Williams has presided over every adult Drug Court graduation since its inception in 1999.
Talbot's graduation Thursday likely was his last, since he retires from the bench at the end of this month.
Drug Court is a diversion program aimed at curbing recidivism by helping non-violent offenders break the deadly cycle of addiction. The idea is to treat the problem rather than punish the symptoms of the problem.
Offenders who qualify for Drug Court have the opportunity to have their charges dismissed.
But first, they must stay sober for at least one year — it usually takes 18 months or so — while attending group therapy meetings and weekly court hearings.
Less than half of the people who enroll in adult Drug Court complete the program. Those who don't finish are convicted and sentenced on their original charges.
Proponents say the program saves taxpayers $2.50 for every $1 spent on drug court.
Talbot hit rock bottom shortly after midnight on Nov. 19, 2010.
Authorities found her passed out in a Port Angeles phone booth with oxycodone, methadone and alprazolam pills in her coat pocket, charging papers said.
Those three possession charges, all of which are Class C felonies, were dismissed amid a round of applause Thursday.
More important, Talbot has been clean and sober for more than two years.
“I've never actually felt my feelings because I've always covered them up with drugs and alcohol,” said Talbot, who earned a bachelor's degree before succumbing to a heroin addiction that left her homeless on the streets of Philadelphia.
“And so this is the first time in my life I'm actually feeling things. Even if it's good, it's difficult.”
Talbot fought tears of joy as she hugged her two young girls, Gracie and Lily, and members of the Drug Court team.
She was publicly congratulated by her mother and others who have helped in her recovery.
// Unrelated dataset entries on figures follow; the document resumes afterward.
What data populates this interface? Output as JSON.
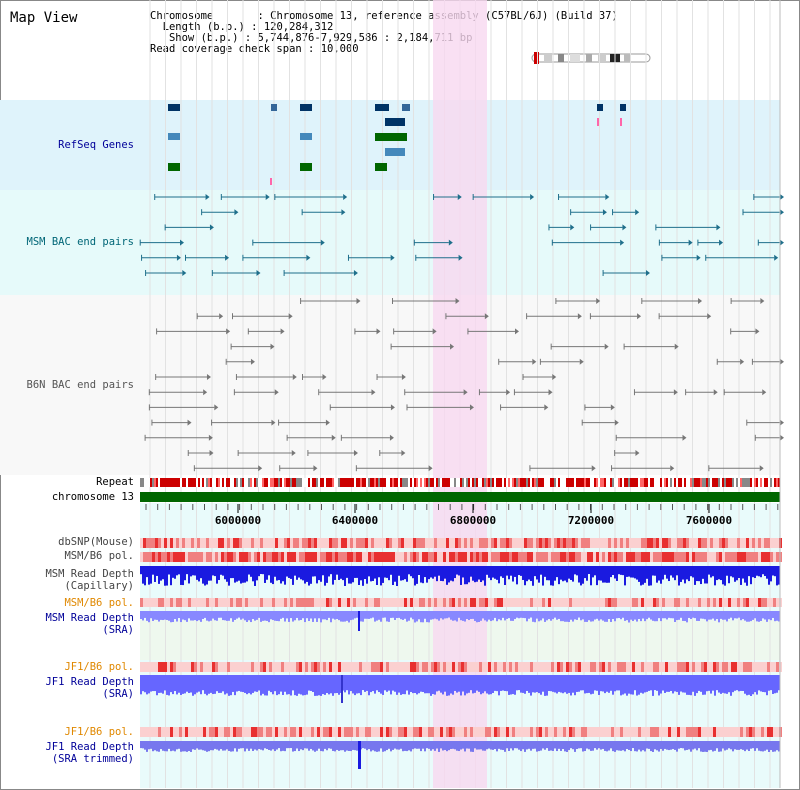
{
  "title": "Map View",
  "info": {
    "chromosome_label": "Chromosome",
    "chromosome_value": "Chromosome 13, reference assembly (C57BL/6J) (Build 37)",
    "length_label": "Length (b.p.)",
    "length_value": "120,284,312",
    "show_label": "Show (b.p.)",
    "show_value": "5,744,876-7,929,586 : 2,184,711 bp",
    "coverage_label": "Read coverage check span",
    "coverage_value": "10,000"
  },
  "tracks": {
    "refseq": "RefSeq Genes",
    "msm_bac": "MSM BAC end pairs",
    "b6n_bac": "B6N BAC end pairs",
    "repeat": "Repeat",
    "chromosome": "chromosome 13",
    "dbsnp": "dbSNP(Mouse)",
    "msm_b6_pol_1": "MSM/B6 pol.",
    "msm_read_depth_cap": "MSM Read Depth\n(Capillary)",
    "msm_b6_pol_2": "MSM/B6 pol.",
    "msm_read_depth_sra": "MSM Read Depth\n(SRA)",
    "jf1_b6_pol_1": "JF1/B6 pol.",
    "jf1_read_depth_sra": "JF1 Read Depth\n(SRA)",
    "jf1_b6_pol_2": "JF1/B6 pol.",
    "jf1_read_depth_trim": "JF1 Read Depth\n(SRA trimmed)"
  },
  "axis": {
    "ticks": [
      "6000000",
      "6400000",
      "6800000",
      "7200000",
      "7600000"
    ]
  },
  "colors": {
    "refseq_bg": "#dff3fb",
    "msm_bg": "#e6fafa",
    "b6n_bg": "#f8f8f8",
    "highlight": "#f8d8f0",
    "chromosome": "#006600",
    "depth_blue": "#1a1ae0",
    "depth_light": "#8888ff",
    "pol_red": "#e83030",
    "label_blue": "#000099",
    "label_teal": "#006677",
    "label_gray": "#555555",
    "label_orange": "#e08800"
  }
}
“When I got here, I was what was referred to as a late-stage chronic alcoholic,” Talbot said.
“I surely did not think there was much hope for me, but Drug Court treatment, AA (Alcoholics Anonymous) and my sponsor have helped me see it differently.”
Talbot thanked Drug Court Coordinator Preston Kayes “for directing me to a safe place to live with my kids and for going above and beyond the call of duty with my family court issues.”
“Thank you for letting me cry in your office and being so strict and honest,” she said.
Kayes has been Clallam County's Drug Court coordinator since 1999.
He received the 2011 Drug Court Practitioner of the Year Award from the Washington State Association of Drug Court Professionals.
Kayes, 65, planned to retire earlier this year, but his replacement decided not to take the job after a one-month transition period.
The county continues to seek a new drug court coordinator.
“This is a big day, and I'm thrilled for you,” Kayes told Talbot.
Williams led a local effort to procure a $600,000 federal grant to start a juvenile drug court in Clallam County in 1997, which became the first in the Pacific Northwest, the 12th in the nation and the second in a rural U.S. county.
He presided over both drug courts until his fellow Superior Court judge, George L. Wood, took on the youth drug court in 2003.
Williams, who received the state drug court association's first lifetime achievement award in October, congratulated each graduate and spoke of their recovery like a proud father.
Talbot thanked her own parents for taking care of her daughters when she was sick and for “never giving up on me.”
“I'm so glad that they get to see my today alive and sober and happy,” she said.
Talbot also thanked drug court attorney John Hayden “for his honesty and his sense of humor” and drug court attorney Stormy Howell “for always asking me about how my girls were doing, because they are so important to me.”
“Most of all, I want to thank my higher power, Jesus Christ, who is my friend and who has pulled me out of the pit of hell to where I am today,” Talbot said.